Available online until November 12
London’s Finborough has a long-standing tradition of staging fearless writing and in the depth of pandemic theatre darkness, it hasn’t lost its edge.
Its online version of Elmer Rice’s 1923 satire on wage slavery has dissonant force as people across the globe, not least in theatre, are told their jobs no longer exist.
What we watch from our tablets or computer screens is a film of Finborough’s 2016 production, based on Jason Loewith and Joshua Schmidt’s Adding Machine: A Musical, premiered in the United States in 2007 around the time of the financial crisis and another great wave of redundancies.

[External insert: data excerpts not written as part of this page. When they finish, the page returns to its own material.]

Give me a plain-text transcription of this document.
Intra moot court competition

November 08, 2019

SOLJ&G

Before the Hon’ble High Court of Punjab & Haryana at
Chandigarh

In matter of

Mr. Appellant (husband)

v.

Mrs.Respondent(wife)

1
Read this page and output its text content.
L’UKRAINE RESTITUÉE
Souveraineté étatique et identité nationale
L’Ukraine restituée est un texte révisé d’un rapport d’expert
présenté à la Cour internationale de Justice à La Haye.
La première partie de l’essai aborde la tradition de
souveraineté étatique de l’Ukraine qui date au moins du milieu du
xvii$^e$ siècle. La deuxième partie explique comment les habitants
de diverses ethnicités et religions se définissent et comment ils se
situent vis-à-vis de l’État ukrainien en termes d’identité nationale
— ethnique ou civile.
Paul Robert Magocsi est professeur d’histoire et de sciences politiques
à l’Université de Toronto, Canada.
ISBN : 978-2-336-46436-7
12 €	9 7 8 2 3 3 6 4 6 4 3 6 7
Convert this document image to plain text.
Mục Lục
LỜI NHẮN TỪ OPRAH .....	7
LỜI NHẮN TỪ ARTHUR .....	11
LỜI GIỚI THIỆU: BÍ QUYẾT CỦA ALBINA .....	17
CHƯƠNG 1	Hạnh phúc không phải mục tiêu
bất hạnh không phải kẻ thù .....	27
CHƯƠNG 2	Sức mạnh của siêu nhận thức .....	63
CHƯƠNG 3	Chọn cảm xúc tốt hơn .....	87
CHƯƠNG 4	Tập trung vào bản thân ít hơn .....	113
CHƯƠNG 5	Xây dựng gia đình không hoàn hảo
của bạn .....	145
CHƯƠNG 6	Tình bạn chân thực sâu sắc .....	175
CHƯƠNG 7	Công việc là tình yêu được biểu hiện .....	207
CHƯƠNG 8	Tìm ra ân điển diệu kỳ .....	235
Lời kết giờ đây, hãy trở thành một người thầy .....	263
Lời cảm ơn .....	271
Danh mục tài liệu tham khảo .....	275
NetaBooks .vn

Music can sugar-coat, but in this instance, it serves to reinforce the uncomfortableness of Rice’s expressionist play The Adding Machine, which literally is unrealistic, but emotionally spot on.
The antihero Mr Zero’s big moment of lyrical harmony is a song about dreaming in figures. All his human relationships are characterised by stubborn silence, missed opportunities and hostility, accompanied by violent, modern, nerve-jangling chords and stressful intervals.
Zero, played by a stoical Joseph Alessi, considers himself “a regular guy” – and that, apparently, is compatible with racism and anger that drives him to commit murder when he’s told that his position of adding up in a department store is redundant and will be carried out by a machine.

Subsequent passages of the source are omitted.